Polycarbonate resin films, due to their many advantageous properties, are used in many industrial and commercial applications. Polycarbonate resin films, such as for example those derived from 2,2-bis(4-hydroxyphenyl)propane and phosgene, exhibit excellent optical clarity, high dimensional stability, excellent color, high heat resistance, and a high resistance to oxidative degradation.

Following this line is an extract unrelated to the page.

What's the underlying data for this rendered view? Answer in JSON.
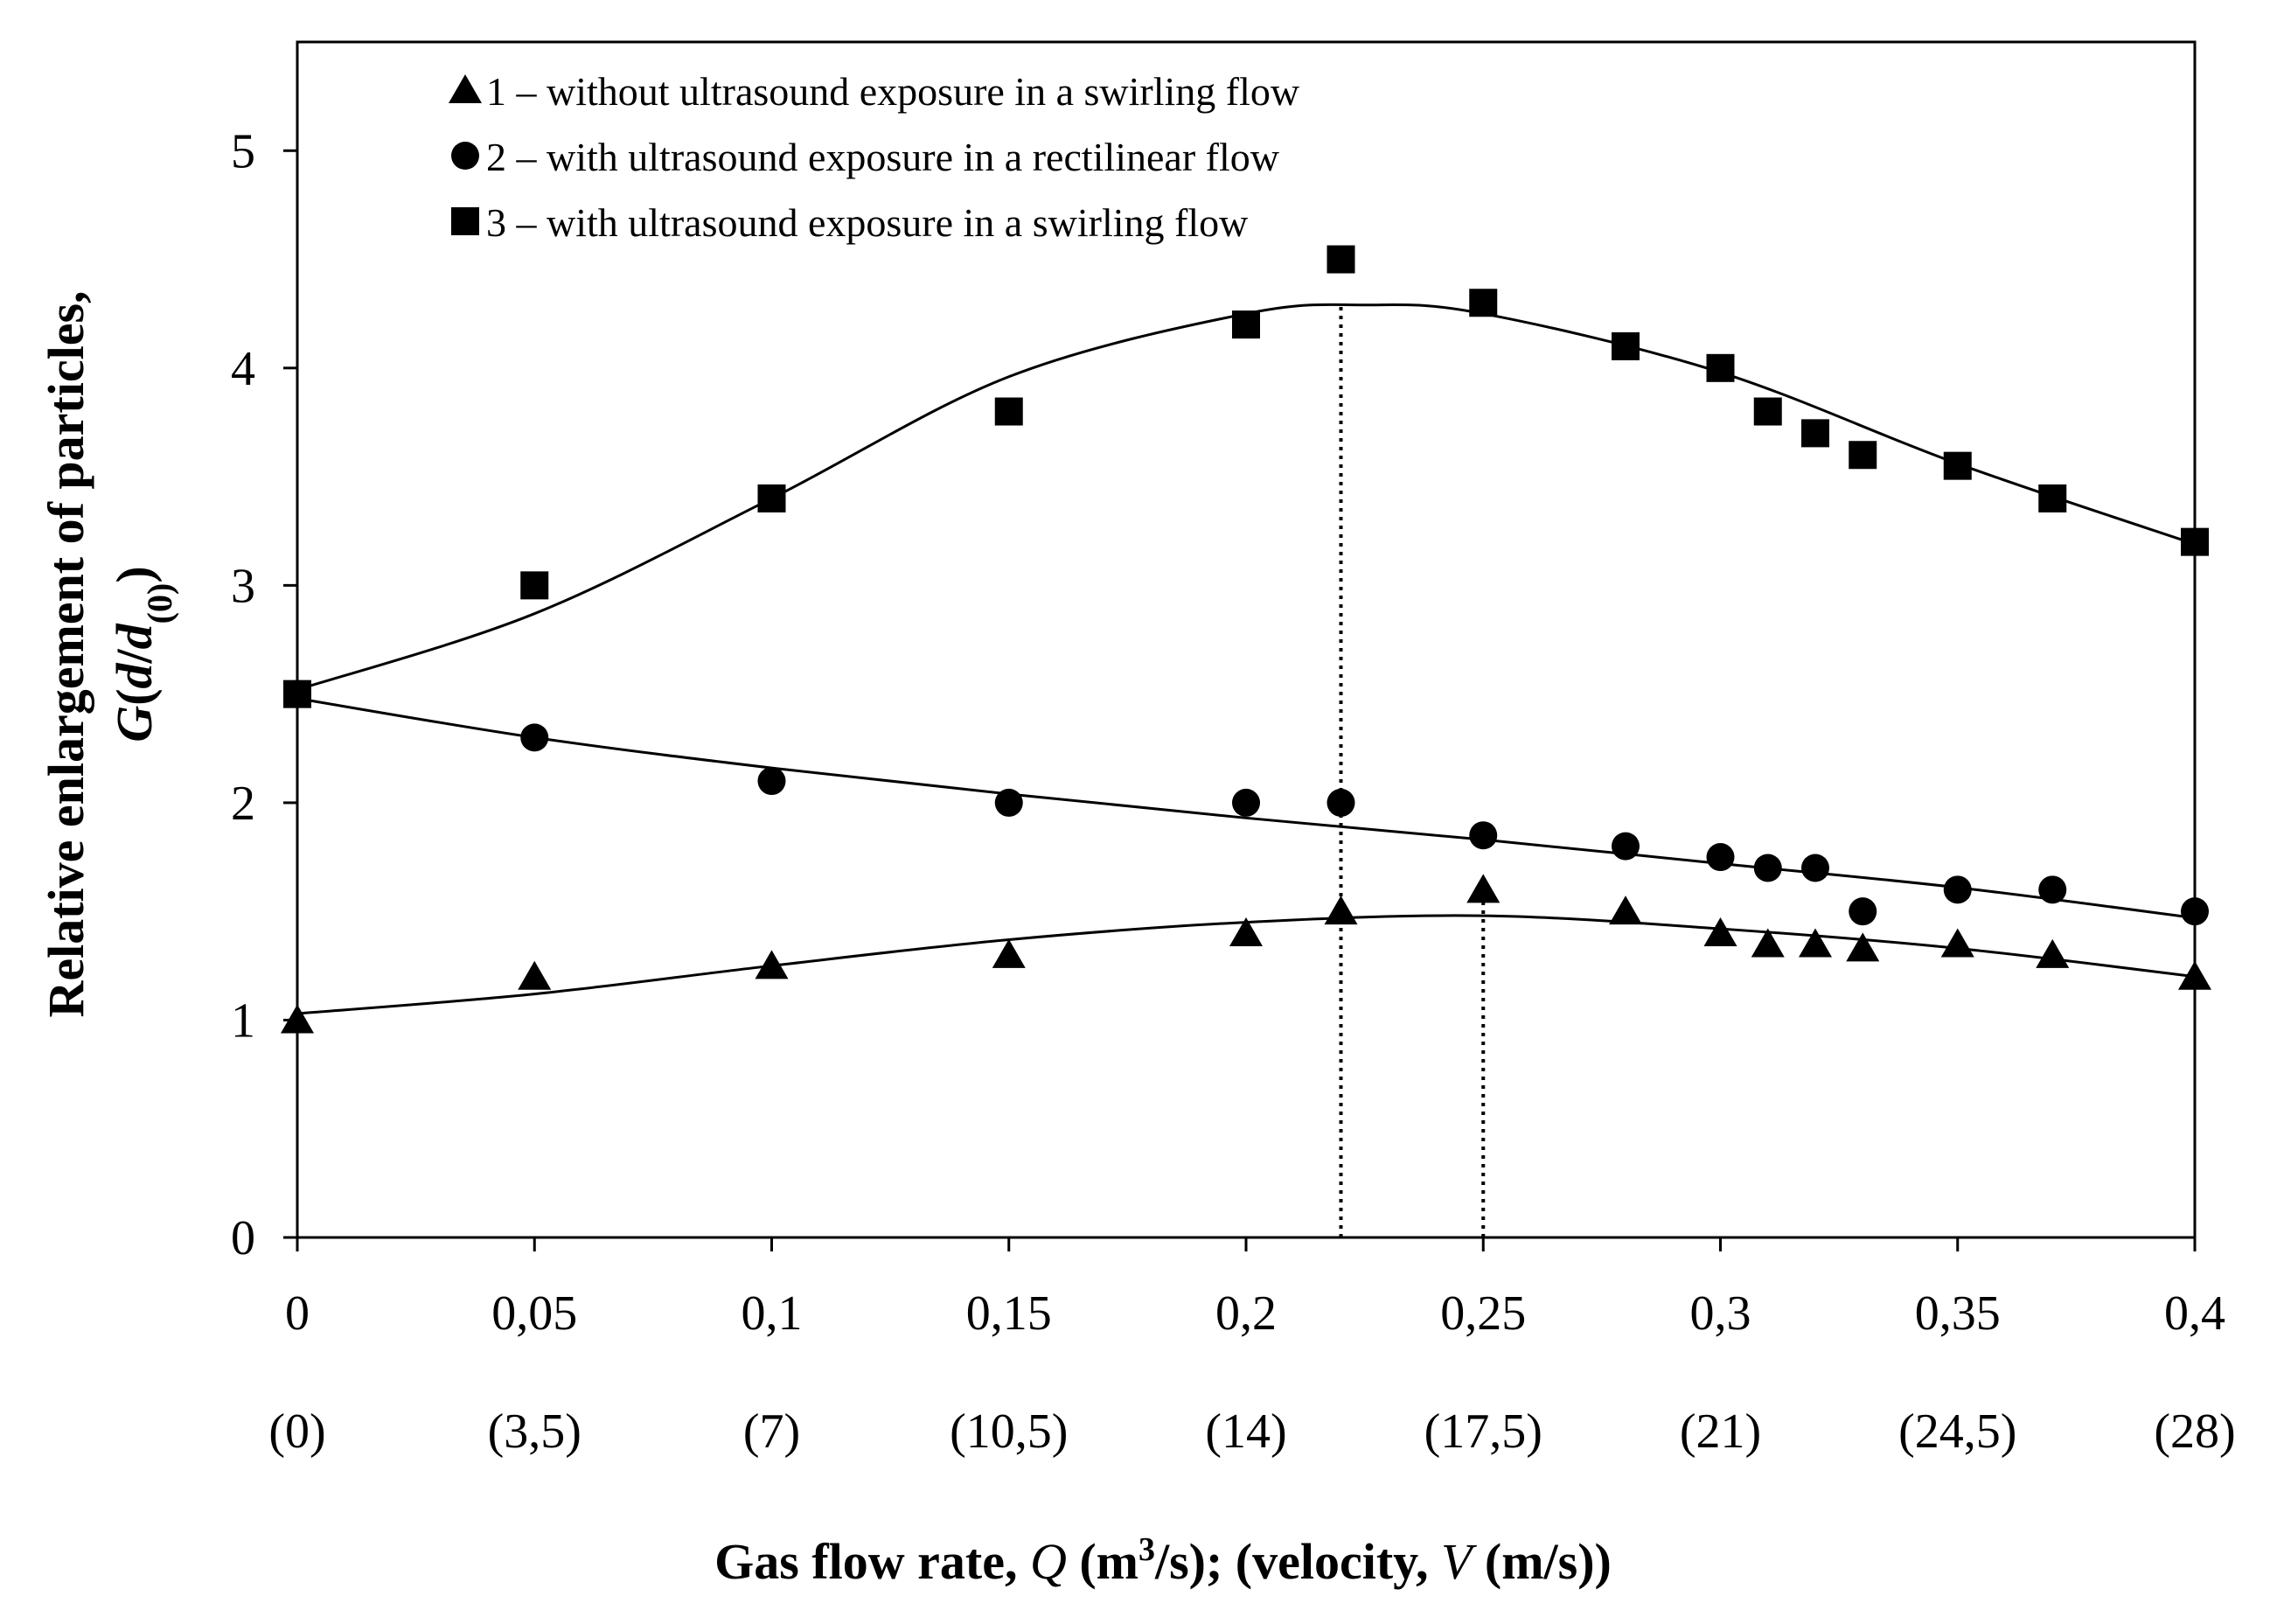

However, polycarbonate films possess a very high film-to-film kinetic coefficient of friction. This makes handling of polycarbonate films difficult and restricts the use of such films in automatic processing equipment, such as for example packaging equipment, where successful operations necessitate kinetic coefficients of film friction considerably lower than those exhibited by conventional polycarbonate resin films. One effort to produce polycarbonate resin compositions which provide a self-sustaining film exhibiting a commercially acceptable coefficient of friction is described in U.S. Pat. No. 3,434,703. This patent describes a polycarbonate composition containing a polycarbonate resin having intimately dispersed therein a particular modifier which may be either silica or talc and which has an average diameter of up to about 10 microns and which is present in an amount of from about 0.025 to about 0.50 weight percent. The static coefficient of friction is reduced. U.S. Pat. No. 4,405,731 discloses that both the static and kinetic coefficients of friction are reduced by the presence of starch in the polycarbonate composition. Several of the examples at Table 2 of this patent also have small quantities of diatomaceous earth present together with the starch. There is no indication in the reference that the diatomaceous earth will be an effective additive for reducing the kinetic coefficient of friction by itself.
It has been surprisingly discovered that small quantities of diatomaceous earth in admixture with an aromatic polycarbonate provides a film exhibiting a low kinetic coefficient of friction. The presence of starch is not necessary for the diatomaceous earth to have this activity.